Como observamos, as diretrizes legais do nosso país preveem a inclusão no currículo das escolas do Ensino Fundamental de temas relacionados ao desenvolvimento de valores sociais –– como solidariedade, cidadania, democracia ––, e a valorização da criança em sua singularidade, pois ressalta a importância da manifestação da sensibilidade e da criatividade. Dessa maneira, após repensarmos o currículo oculto das escolas, é importante analisarmos quais são os norteadores da ação pedagógica elencados. Perguntas norteadoras podem ser: Como, as diretrizes das ações pedagógicas podem, na prática, promover valores sociais construtivos e prevenir o bullying? Como as diretrizes estão incluídas nas ações cotidianas na escola?

Com base na legislação brasileira sobre o Ensino Fundamental e nos temas analisados até este ponto do trabalho, fica explícito que ações isoladas e pontuais para o trabalho de valores construtivos entre as crianças, como a solidariedade, podem não ser tão eficazes quanto práticas construídas com as crianças diariamente nos conteúdos escolares, nas práticas sociais cotidianas. Pensamos que estabelecer “O Dia do Amigo” ou o “Dia da Solidariedade” pode ressaltar de forma teórica e pontual o valor do amigo e de se ajudarem as pessoas. Na prática, contudo, o valor de tais temas pode se esvair caso a equipe administrativa, pedagógica e docente da escola, de forma sutil (currículo oculto) ou explícita, coibir ações solidárias entre as crianças ou divulgar textos com mensagens preconceituosas.

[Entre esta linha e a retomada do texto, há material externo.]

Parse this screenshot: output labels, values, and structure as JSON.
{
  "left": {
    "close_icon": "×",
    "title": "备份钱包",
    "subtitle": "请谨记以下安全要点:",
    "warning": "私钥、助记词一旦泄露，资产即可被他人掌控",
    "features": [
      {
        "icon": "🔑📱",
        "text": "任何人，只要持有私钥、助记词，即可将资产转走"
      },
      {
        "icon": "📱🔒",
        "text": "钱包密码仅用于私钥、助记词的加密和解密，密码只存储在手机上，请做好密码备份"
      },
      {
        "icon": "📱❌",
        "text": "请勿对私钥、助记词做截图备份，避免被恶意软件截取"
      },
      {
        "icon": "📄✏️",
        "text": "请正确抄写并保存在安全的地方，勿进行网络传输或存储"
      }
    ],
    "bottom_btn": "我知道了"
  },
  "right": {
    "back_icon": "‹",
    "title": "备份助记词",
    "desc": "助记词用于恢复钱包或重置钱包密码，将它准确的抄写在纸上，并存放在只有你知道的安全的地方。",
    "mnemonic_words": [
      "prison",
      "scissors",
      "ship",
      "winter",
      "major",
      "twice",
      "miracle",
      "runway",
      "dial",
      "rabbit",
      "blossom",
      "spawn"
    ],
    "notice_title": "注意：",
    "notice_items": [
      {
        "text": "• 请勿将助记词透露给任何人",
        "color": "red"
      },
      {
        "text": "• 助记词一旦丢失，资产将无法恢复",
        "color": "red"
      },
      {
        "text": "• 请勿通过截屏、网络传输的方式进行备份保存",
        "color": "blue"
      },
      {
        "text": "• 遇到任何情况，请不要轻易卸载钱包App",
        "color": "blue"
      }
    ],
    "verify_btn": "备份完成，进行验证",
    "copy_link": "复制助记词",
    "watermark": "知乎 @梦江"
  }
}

Os objetivos da escola, em nossa perspectiva, devem envolver ações práticas voltadas ao desenvolvimento tanto cognitivo quanto emocional e social das crianças. É, portanto, importante, como caminho, a efetiva inclusão de valores sociais construtivos nas práticas educativas. A cooperação, a empatia, a solidariedade, a amizade, a paz, o amor ao próximo etc. devem perpassar todas as atividades pedagógicas e os professores e demais adultos da escola precisam se tornar exemplos de ações construtivas. Sem dúvida, é fundamental que as famílias dos alunos sejam motivadas pela escola a se envolverem com as ações escolares pedagógicas, incluindo a promoção de valores construtivos em casa. Ao observarem os adultos engajados na divulgação de valores, sentimentos e comportamentos construtivos, os alunos poderão ter maior facilidade de internalizá-los e de desenvolver habilidades sociais que os acompanharão mesmo na vida adulta. Crianças hoje motivadas a resolverem conflitos de forma positiva, se estiverem engajadas em ações pró-sociais, sensíveis ao sofrimento do outro, poderão, no futuro, colaborar na construção de uma sociedade mais justa, inclusiva e pacífica.